バスに乗り込み森を抜けると、突然ヒースの原野が広がりました。薄くピンクに色づいているヘザーの群生です。景色がスコットランドにとても似ていて、その低く垂れ込めた雲と風、時折降る雨にケルトの人々の原風景を見たような思いがわき起こりました。やっとケルトの地、アイルランドに来たと一人で見とれていると、そんな思いをよそにスタッフからこれはヒースかヘザーかとの話が出て、ヒース、ヘザー論争がバスの中で突然起こりました。

一面を埋め尽くしているヘザー(ヒース)の花

原野を埋め尽くしている、アイルランド、スコットランドを代表するこの植物は学術的にはエリカ属をヒース(Heath),カルーナ属をヘザー(Heather)と呼ぶようです。この2種類は混生していることが多く、ですので直接植物を名指ししないかぎり、どちらも正しいことになります。
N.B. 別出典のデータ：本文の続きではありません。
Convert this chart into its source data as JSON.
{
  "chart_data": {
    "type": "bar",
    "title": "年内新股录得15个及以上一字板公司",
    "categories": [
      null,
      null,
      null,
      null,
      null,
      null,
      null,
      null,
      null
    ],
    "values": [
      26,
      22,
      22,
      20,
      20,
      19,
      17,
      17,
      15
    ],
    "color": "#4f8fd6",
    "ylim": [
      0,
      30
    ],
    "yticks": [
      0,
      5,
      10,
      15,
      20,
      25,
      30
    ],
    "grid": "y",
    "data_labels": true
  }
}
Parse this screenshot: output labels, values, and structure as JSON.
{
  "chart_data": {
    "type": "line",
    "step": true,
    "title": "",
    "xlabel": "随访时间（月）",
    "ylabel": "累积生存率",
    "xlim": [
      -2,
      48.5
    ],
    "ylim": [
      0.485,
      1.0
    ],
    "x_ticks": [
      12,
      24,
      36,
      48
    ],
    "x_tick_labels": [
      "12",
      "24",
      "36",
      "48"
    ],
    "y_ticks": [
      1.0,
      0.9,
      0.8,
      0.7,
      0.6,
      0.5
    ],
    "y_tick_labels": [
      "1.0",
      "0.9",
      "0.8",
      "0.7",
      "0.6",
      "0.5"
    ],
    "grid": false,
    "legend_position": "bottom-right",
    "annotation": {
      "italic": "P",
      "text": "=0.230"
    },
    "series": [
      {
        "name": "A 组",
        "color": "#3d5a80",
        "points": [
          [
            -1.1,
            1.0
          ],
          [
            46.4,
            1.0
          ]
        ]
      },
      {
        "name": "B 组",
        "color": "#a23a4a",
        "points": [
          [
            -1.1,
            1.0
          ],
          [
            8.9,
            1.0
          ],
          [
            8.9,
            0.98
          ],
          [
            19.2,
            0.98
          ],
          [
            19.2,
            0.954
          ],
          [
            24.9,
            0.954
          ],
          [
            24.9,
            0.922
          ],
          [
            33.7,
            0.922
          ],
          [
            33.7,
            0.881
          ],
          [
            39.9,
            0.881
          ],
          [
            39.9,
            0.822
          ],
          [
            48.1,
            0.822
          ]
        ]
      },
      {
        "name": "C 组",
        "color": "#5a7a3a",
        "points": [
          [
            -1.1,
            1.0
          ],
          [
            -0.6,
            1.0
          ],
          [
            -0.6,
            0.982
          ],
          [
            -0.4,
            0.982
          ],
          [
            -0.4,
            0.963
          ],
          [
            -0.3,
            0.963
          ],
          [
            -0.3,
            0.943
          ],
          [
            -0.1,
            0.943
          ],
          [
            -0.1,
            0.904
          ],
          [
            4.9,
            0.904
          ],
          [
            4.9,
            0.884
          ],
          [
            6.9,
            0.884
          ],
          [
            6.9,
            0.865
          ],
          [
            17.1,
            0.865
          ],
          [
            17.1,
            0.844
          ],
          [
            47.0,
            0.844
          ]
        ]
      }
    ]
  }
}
現地のコーディネーター曰く、植物名がヘザー、それの生えている原野をヒースと呼ぶのが一般的とのことで一件落着しました。

ピート(泥炭)とブラック・ウオーター(黒い水)

このヒース地帯はボグ(Bog)ともムーア(Moor)とも呼ばれる泥炭地です。この泥炭はヘザーの死骸が堆積したもので掘れば泥炭(ピート)が出てきます。

泥炭(ピート)です。

この泥炭は昔から乾かして燃料として使ったようです。柔らかい火なので暖房やウイスキーの蒸留に使われおり、その独特の香りが特徴になっているスコッチウイスキーもあります。最近は機械化されているようですが、昔はそれぞれの家ごとに手で堀り、燃料に利用していました。
この泥炭層を通過した水は茶色になります。アイルランドやスコットランドの水には透明なホワイト・ウオーターと茶色いブラック・ウオーター(泥炭層をくぐった水)がありますが、今回のアイルランドで見た川は皆ブラック・ウオーターでした。

泥炭層から流れ出た川の水、ブラック・ウオーターです

写真真ん中が、泥炭を固めて燃料キューブに加工した物

アイルランドの原風景

突然現れた巨大な滝

近くに寄ってみるとカフェオレのような色をしています。

ピートの話をしていたら、突然、落差200m以上ありそうな巨大な滝が現れました。さっそく車を降りて撮影です。ピートから流れ出た水は白濁してカフェオレのような色をしていました。写真ではなかなか再現できないので残念ですが、かなり迫力のある風景でした。

滝下の風景

近くまで行って滝をよく見ると、川の水が岩盤の上を広がって流れ、落差は大きいですが遠くから見たほどの水量はありませんでした。滝から谷間を眺めると、ウィックロー渓谷らしい風景に牧草地と数件の家、放牧された羊たちが見えました。広大な自然それも泥炭地で水も少なく生活するには過酷な条件の谷間が丁寧に開墾され牧草地となっている風景に感銘を受け、思わず見とれてしまいました。強く優しい伝統音楽、先人、家族、友人を大切にする人情味ある気質はこの厳しい自然環境の中から生まれてきたのではないだろうかと強い風に吹かれながら思いました。

広い開墾がされている村

再び、バスに乗り移動し始めました。昨日からの出来事や風景などのことを考えていました。
独立戦争の時の、ダブリン中央郵便局銃弾跡やイギリス支配時代の提督府跡など、自分たちの屈辱の時代すらもありのままに民族の歴史を大切に残すアイルランド。ウィックロー・ウェイとは、単なる自然探索路ではなく、アイルランドの豊で過酷な、原風景を認識し、語り継ぐために作られたように思えてきました。ふと目をやると、大きな谷に広く開墾された村が見えてきました。この村を越え右前方の平地に向かえばダブリンです。ここからは数十分で着くそうです。いよいよレコーディング、生粋のアイリッシュ・ミュージシャンとのレコーディングの前にとても良い経験ができたと思いました。
次回はダブリン市内のことを書こうと思います。